You’ll want to keep going with the sweat for another 10 days.
If you want to send pictures, my email is [email protected]
Hi
Thank you for that helpful tutorial. I live in FNQ Australia and harvested about a kg of beans from my vines. Previous years my vanilla curing was very much hit and miss. This year I followed all your steps and have now arrived at, where the beans are conditioned. What temperature should they be kept in for that?
regards Nadine
Hi Nadine, congrats on your success with the curing!

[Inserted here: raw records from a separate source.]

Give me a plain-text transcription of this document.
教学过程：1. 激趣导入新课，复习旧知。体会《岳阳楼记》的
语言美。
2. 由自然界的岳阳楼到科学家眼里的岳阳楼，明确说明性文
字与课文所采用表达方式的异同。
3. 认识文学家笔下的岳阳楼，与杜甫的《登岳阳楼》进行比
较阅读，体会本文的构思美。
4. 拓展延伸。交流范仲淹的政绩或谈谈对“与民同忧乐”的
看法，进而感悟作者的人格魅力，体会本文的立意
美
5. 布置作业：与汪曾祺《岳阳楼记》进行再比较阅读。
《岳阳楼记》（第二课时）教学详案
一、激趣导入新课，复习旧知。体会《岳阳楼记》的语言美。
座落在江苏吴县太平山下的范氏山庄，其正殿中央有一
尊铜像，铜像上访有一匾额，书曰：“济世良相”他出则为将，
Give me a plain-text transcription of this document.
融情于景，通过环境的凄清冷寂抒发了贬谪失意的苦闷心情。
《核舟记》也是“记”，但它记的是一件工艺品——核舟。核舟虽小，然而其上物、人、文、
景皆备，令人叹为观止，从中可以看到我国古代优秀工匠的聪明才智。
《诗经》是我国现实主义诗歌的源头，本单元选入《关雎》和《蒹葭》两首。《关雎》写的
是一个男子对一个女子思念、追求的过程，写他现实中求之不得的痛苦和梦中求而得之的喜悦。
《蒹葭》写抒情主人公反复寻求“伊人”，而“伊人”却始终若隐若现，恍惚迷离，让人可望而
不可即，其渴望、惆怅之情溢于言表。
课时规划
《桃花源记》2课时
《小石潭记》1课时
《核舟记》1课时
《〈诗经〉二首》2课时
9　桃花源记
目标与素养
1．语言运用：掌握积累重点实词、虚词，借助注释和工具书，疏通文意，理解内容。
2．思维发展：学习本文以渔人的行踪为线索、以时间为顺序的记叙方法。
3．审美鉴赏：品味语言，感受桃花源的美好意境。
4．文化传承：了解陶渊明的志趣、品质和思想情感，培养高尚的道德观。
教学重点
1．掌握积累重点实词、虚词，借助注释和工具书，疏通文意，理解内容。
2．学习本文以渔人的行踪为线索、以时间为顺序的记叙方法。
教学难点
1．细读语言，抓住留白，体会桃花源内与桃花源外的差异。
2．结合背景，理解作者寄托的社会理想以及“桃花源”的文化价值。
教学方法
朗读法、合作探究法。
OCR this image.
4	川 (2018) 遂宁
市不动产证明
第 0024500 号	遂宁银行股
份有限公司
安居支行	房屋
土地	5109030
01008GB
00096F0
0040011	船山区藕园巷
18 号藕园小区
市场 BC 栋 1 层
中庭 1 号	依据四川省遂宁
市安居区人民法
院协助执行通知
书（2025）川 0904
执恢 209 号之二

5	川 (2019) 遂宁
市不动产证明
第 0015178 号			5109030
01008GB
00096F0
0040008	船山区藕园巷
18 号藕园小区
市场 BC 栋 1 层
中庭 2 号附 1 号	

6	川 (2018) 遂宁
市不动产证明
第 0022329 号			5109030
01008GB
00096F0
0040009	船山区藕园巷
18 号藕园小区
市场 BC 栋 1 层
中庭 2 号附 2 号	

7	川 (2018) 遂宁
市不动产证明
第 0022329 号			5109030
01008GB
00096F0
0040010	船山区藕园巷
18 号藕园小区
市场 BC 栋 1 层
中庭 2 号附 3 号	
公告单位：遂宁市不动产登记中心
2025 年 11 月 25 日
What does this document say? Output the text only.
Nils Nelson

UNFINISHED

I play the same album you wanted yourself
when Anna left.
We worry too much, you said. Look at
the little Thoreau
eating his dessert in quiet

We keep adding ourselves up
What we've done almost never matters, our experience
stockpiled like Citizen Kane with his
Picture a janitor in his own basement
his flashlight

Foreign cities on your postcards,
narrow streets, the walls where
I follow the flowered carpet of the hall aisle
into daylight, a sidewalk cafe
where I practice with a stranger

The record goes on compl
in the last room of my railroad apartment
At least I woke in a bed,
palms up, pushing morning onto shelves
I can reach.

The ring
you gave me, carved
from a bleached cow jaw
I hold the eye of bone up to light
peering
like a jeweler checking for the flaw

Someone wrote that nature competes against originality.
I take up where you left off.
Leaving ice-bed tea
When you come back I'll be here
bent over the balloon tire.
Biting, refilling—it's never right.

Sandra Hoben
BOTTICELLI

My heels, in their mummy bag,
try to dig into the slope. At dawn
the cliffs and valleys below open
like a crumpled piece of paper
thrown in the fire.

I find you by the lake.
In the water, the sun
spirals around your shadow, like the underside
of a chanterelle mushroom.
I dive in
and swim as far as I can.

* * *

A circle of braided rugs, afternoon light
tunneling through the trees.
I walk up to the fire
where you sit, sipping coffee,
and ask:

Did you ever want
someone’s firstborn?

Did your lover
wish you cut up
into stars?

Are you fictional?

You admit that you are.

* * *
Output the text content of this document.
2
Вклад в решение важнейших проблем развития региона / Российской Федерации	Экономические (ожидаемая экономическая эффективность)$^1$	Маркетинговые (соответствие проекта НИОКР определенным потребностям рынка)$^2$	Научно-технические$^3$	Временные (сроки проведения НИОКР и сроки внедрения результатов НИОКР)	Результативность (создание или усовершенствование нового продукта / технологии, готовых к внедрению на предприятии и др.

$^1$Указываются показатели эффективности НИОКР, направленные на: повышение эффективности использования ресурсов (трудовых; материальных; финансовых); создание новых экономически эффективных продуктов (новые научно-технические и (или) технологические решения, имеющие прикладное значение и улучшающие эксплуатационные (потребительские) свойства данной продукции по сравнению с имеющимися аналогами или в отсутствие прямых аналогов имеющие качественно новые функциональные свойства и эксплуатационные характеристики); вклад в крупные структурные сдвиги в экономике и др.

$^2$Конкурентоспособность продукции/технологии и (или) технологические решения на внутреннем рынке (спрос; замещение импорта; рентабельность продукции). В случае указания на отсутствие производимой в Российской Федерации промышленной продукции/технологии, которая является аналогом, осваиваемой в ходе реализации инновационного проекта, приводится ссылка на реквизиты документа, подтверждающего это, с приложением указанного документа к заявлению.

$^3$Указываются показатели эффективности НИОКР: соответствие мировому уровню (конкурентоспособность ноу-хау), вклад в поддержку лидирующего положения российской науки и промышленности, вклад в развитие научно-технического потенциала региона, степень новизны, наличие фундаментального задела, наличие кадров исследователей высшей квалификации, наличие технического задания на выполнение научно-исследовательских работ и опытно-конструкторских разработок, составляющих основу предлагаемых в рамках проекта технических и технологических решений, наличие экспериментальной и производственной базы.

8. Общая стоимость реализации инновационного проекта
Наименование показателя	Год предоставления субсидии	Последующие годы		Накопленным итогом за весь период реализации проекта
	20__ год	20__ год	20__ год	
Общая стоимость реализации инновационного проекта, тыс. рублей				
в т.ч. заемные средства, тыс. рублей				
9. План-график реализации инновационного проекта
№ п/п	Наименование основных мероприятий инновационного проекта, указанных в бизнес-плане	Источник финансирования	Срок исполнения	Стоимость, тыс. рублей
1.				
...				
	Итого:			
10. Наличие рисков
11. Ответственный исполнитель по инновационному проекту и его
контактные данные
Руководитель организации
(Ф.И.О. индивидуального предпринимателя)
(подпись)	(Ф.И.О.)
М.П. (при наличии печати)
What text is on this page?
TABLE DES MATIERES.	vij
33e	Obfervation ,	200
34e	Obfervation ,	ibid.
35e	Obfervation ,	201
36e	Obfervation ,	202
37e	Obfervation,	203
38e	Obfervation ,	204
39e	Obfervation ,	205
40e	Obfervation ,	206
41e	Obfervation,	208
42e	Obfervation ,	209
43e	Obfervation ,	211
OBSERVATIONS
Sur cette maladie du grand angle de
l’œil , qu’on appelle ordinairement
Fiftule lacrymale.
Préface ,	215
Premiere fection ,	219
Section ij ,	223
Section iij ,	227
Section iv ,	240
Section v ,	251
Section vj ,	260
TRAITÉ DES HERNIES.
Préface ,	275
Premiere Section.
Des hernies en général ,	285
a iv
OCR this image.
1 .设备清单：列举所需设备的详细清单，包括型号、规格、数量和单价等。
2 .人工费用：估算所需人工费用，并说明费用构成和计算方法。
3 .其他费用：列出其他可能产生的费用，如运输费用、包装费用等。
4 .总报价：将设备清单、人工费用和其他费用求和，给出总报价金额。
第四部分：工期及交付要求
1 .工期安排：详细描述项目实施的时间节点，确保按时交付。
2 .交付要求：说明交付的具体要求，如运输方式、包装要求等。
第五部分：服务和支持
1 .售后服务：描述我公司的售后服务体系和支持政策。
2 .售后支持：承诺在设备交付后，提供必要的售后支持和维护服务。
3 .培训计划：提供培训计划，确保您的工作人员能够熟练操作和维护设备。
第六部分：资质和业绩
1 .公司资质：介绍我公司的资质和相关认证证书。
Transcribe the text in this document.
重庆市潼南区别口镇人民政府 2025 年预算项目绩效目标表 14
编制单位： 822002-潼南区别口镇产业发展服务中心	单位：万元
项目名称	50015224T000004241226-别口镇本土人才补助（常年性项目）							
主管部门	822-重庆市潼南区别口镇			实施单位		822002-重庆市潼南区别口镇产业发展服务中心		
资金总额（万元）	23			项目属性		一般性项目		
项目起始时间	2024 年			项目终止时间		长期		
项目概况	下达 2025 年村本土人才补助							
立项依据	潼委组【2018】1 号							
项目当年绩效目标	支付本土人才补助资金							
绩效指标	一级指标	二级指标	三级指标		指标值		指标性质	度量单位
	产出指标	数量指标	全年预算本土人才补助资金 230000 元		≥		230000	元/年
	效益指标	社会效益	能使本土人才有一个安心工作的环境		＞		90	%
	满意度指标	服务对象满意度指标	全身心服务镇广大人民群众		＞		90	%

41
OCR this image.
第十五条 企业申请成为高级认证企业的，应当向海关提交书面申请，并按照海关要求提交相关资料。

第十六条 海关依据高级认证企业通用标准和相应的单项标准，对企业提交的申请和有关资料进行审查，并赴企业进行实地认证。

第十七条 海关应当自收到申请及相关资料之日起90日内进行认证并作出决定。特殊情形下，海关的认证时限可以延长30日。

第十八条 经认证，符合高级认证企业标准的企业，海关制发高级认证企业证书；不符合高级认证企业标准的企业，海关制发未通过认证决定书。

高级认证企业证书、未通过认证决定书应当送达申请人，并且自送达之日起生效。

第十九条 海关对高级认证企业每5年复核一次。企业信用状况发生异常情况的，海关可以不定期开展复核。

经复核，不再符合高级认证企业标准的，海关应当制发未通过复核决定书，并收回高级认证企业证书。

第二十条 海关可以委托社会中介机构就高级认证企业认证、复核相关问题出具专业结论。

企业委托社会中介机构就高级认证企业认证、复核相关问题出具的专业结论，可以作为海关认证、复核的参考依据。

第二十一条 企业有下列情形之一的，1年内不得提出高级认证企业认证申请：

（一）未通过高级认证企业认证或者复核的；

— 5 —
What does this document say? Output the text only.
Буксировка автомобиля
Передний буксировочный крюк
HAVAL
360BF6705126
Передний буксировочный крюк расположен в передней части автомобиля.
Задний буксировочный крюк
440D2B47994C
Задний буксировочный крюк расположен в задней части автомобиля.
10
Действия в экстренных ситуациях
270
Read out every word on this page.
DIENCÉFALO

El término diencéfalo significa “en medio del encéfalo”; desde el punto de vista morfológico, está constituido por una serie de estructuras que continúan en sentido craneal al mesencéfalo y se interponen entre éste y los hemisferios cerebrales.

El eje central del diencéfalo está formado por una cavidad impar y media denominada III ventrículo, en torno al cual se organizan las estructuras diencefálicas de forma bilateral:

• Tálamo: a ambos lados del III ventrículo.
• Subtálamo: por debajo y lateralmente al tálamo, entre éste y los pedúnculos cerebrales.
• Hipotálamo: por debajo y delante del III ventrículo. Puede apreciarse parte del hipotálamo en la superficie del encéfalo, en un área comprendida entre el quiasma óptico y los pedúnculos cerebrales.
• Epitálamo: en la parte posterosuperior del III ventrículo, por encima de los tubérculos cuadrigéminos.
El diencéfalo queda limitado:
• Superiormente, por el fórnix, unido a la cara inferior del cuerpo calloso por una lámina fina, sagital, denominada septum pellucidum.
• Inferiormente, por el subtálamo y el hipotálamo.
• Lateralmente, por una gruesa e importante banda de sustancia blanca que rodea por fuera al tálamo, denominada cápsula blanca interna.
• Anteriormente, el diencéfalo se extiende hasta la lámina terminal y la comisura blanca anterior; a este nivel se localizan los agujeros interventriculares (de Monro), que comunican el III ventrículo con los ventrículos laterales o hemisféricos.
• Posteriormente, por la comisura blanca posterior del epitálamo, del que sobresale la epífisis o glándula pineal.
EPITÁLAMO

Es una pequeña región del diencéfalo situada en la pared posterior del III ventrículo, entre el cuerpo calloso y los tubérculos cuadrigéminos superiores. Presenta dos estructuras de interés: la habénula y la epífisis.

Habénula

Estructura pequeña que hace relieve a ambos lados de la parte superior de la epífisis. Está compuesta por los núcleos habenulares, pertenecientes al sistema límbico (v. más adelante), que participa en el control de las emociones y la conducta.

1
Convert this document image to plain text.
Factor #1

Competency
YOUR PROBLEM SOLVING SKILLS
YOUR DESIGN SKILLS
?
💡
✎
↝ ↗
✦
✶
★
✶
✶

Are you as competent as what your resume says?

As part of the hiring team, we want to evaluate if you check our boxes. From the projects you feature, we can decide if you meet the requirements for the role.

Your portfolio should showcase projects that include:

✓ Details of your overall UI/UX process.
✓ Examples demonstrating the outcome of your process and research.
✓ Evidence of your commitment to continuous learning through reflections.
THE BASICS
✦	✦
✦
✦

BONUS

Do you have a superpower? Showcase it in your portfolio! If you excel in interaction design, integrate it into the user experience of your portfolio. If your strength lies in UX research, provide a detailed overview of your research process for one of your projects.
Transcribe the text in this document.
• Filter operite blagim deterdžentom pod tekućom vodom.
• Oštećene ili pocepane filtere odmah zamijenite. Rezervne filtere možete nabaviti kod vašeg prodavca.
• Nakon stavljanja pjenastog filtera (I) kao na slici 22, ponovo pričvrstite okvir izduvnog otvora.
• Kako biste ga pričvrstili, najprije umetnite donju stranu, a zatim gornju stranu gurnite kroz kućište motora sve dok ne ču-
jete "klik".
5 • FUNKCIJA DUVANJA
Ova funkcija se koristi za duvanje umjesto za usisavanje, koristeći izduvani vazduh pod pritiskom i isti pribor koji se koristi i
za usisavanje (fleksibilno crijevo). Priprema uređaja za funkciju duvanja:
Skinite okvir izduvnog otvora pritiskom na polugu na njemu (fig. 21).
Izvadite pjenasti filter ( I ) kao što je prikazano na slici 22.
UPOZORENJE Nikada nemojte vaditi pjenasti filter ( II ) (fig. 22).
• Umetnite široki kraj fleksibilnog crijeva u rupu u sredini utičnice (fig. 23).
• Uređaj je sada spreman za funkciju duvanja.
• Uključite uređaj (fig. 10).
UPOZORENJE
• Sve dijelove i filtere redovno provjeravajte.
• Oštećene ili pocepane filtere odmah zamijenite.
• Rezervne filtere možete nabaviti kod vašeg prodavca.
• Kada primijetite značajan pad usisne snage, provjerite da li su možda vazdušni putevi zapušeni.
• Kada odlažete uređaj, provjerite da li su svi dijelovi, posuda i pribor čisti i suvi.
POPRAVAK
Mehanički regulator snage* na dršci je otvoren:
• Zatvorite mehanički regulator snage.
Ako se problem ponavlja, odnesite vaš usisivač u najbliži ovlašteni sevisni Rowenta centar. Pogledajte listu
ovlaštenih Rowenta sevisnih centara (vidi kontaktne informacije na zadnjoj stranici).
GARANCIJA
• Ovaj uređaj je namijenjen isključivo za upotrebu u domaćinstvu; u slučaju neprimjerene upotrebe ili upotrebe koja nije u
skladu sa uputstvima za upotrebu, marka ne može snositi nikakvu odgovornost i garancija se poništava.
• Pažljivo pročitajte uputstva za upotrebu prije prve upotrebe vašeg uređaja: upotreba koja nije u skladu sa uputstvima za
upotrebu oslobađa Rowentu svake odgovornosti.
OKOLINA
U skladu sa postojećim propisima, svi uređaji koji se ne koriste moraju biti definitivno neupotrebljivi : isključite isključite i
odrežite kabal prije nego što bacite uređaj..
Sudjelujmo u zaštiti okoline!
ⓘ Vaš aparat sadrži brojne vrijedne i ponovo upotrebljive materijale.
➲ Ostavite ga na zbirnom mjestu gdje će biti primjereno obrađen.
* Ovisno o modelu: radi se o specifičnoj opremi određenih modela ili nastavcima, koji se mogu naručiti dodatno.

So, for conditioning, we store the beans in gallon-size plastic bags in a weather-tight container. This is kept in the house in a dark place, and we don’t use air conditioning, so it will be humid and warm much of the time. The container helps keep the humidity steady by not allowing outside air in, this is important since even thick plastic bags are slightly permeable to air. You don’t want them drying out at all.
If properly cured, mold will not be a problem, but I suggest you inspect the vanilla at least once a month to make sure nothing is growing in there.
Hiya, my Pompona beans are showing mold 14 days into the sweat…what should I do? My cooler sweat box isn’t getting above 108°, do I need to add more heat? I am worried that I may lose these beans, as of this morning I washed them really good and they are on the 1 hour dry
Hi Robin,
I don’t have any experience curing pompona, so I can only guess what the issue is. The lower temp in your box is probably not the problem, it may be there is too much moisture, but I don’t know.
With planifolia beans, it’s the glucose (the “sweat”) that protects the beans from mold, but there needs to be a balance in the amount of mosture while sweating. This is what the short drying periods are for. If the beans are really wet, you can lengthen that drying time. If they are not wet, skip it.
14 days is probably enough, so you may want to move to drying the beans. Try to do this slowly, open air with good ventilation is best.